Born to Mendel and Sarah, née Fischgrund, in Munkacs, Hungary in 1885, Gottesman emigrated to the United States as a child and later joined his father's paper business, M. Gottesman & Company, which he had founded in 1886, in New York City. He went on to transform the firm into the Central National-Gottesman Inc, a billion-dollar pulp-and-paper company. In 1984, long after Gottesman's death, the company acquired Lindenmeyr Paper Corporation, a leading publishing-paper merchant. Retaining the name Central National-Gottesman today, it also acquired Perkins & Squire Company, a seller of book-publishing papers, in 1998, and D.F. Monroe.

[edit] Banking

He was also active as a successful investment banker and was an organizer of the Central National Bank in New York City, which eventually was subsumed through a large number of sequential mergers into what is today the JPMorgan Chase & Co. financial institution. He was also the director of the Eastern Corporation and of Rayonier Inc.

[edit] Philanthropy

He is best known for his generous philanthropy. His monetary gifts extended to the New York Public Library and numerous Jewish organizations and institutions, including the D. Samuel Gottesman Library at Yeshiva University's, Albert Einstein College of Medicine, in New York City.

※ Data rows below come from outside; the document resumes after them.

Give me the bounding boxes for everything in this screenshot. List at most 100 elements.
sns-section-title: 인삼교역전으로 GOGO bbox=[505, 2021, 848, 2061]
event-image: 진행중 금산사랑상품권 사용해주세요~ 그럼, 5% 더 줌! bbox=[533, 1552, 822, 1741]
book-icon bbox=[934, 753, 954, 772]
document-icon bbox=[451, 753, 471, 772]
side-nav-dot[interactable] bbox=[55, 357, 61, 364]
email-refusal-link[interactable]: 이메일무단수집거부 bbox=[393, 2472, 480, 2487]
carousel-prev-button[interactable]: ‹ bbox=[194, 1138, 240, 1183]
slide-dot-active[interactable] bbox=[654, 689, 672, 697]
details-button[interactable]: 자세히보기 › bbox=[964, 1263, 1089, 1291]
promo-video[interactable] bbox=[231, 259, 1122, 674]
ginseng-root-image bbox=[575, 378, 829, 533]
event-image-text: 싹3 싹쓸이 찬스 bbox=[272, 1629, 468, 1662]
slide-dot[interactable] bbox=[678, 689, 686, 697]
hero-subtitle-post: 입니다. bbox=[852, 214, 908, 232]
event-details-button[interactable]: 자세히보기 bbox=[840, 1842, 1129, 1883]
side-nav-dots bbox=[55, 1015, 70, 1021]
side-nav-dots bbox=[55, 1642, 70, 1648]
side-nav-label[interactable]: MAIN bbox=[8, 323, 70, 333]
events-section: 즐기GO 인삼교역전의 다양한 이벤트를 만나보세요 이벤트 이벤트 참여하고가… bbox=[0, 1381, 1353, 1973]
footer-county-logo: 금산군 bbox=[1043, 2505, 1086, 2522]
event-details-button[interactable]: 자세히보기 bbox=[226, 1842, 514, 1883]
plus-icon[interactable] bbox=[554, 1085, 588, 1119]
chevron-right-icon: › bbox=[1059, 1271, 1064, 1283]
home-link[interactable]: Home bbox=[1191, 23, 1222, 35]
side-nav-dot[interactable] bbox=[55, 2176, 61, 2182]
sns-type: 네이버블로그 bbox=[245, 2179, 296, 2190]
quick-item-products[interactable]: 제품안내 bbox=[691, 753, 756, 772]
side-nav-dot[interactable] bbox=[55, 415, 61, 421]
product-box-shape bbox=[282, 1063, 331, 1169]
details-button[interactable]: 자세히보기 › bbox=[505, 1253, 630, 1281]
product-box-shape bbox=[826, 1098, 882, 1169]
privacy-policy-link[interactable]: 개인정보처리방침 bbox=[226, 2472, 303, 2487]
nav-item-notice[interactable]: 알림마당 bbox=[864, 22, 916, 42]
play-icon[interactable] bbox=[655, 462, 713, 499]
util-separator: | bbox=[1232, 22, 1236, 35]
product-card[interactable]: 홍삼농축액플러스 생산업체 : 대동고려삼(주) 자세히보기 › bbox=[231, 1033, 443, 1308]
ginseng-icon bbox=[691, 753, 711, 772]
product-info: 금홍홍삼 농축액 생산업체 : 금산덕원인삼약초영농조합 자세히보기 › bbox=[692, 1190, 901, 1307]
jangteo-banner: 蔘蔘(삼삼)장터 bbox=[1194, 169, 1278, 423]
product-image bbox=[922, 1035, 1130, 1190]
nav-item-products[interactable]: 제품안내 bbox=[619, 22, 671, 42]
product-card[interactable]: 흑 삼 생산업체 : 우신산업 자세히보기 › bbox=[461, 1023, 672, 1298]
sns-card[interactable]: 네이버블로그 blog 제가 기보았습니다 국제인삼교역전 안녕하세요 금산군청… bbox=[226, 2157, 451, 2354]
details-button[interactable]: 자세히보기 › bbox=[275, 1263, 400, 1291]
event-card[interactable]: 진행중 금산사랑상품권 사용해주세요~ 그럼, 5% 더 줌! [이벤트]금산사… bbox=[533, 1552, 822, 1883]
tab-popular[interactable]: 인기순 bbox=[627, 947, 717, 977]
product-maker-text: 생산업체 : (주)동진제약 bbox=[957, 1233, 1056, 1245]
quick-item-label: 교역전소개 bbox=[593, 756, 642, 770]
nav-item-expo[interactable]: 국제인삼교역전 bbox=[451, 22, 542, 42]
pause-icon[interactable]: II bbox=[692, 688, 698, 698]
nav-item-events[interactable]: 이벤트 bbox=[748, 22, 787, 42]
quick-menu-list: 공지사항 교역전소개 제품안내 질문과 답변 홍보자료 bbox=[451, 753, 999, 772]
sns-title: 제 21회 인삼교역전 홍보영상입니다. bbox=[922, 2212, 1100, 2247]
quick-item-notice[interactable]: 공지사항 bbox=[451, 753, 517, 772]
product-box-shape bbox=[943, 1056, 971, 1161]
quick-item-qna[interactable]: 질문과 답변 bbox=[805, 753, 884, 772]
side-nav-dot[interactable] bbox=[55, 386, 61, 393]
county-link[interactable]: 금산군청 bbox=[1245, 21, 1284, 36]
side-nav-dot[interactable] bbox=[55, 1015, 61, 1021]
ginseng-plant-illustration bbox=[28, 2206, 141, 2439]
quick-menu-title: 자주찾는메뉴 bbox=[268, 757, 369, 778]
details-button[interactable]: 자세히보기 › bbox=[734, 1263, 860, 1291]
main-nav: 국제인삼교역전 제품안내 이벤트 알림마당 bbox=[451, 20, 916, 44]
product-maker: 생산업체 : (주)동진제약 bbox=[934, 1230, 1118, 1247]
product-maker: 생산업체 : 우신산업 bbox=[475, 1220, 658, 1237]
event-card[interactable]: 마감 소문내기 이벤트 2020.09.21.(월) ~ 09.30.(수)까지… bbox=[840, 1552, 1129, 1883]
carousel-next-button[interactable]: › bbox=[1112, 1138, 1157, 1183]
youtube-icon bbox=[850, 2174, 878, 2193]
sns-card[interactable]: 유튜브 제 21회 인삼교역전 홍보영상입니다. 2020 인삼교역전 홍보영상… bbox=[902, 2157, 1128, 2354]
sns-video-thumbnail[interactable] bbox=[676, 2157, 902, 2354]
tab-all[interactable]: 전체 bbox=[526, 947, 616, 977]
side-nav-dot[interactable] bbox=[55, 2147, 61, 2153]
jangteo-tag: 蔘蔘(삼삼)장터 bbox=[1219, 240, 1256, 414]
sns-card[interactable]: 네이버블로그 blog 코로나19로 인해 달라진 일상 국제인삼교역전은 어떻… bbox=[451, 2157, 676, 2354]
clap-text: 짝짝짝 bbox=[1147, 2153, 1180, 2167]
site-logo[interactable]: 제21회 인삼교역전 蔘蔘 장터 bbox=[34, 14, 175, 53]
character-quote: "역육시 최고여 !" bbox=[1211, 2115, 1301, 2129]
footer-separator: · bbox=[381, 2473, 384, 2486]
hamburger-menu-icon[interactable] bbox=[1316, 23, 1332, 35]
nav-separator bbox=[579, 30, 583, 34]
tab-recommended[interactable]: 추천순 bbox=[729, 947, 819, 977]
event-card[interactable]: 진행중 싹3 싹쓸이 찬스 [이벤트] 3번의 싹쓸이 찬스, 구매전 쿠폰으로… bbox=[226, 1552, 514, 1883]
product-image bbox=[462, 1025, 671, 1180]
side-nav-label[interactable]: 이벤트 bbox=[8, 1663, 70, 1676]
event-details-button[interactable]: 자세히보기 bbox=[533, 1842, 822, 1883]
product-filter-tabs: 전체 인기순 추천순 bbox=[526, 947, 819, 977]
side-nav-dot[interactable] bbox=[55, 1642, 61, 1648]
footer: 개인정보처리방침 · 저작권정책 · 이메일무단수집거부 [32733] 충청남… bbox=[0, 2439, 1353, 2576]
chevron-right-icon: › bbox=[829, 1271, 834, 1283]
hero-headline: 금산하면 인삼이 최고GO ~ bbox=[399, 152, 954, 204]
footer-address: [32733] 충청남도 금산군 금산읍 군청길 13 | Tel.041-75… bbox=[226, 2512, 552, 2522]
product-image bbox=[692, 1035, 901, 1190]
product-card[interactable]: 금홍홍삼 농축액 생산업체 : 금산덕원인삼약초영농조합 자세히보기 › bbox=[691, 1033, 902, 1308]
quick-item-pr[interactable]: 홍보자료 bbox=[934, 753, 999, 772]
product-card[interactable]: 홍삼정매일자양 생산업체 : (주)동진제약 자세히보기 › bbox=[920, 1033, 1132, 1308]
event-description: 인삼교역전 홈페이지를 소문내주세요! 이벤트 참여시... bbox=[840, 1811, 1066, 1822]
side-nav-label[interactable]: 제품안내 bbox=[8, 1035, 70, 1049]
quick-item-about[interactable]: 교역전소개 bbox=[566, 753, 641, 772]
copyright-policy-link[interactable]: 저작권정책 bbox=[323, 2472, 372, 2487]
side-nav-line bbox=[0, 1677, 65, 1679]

One of his highest-profile gifts, was the donation of the so-called Dead Sea Scrolls to the State of Israel, where they are housed in the Shrine of the Book. The shrine, located adjacent to the Israel Museum in western Jerusalem, was paid for by a foundation established by Gottesman's children as a memorial to their father. However, the architects, chosen (or at least condoned) by Gottesman himself before he died or appointed by his daughter Celeste Ruth Bartos, were not embraced by the Israeli architectural establishment. The indigenous architects opposed the choice of architects Armand Phillip Bartos and Frederick John Kiesler on several basis, including that Bartos was Celeste Bartos' husband. Nevertheless, Bartos and Kiesler designed the structure which was completed in 1965.

[edit] Family

His wife died of cancer in 1942 at age 49, a year after his granddaughter Jenifer was born. She likewise died of cancer, in 1991.

Earlier on, Celeste Ruth Gottesman had married Jerome John Altman in 1935, divorced him and married Bartos. Due to the inheritance of her father's estate, she is a wealthy modern-art collector and museum and library benefactor, who resides in New York City. (See Armand Phillip Bartos concerning the couple's family and philanthropic activities.)

In addition to the Bartos's own eponymous foundations, Mrs. Bartos established the Pinewood Foundation in 1958, named after her father's estate in Lawrence, Long Island, New York.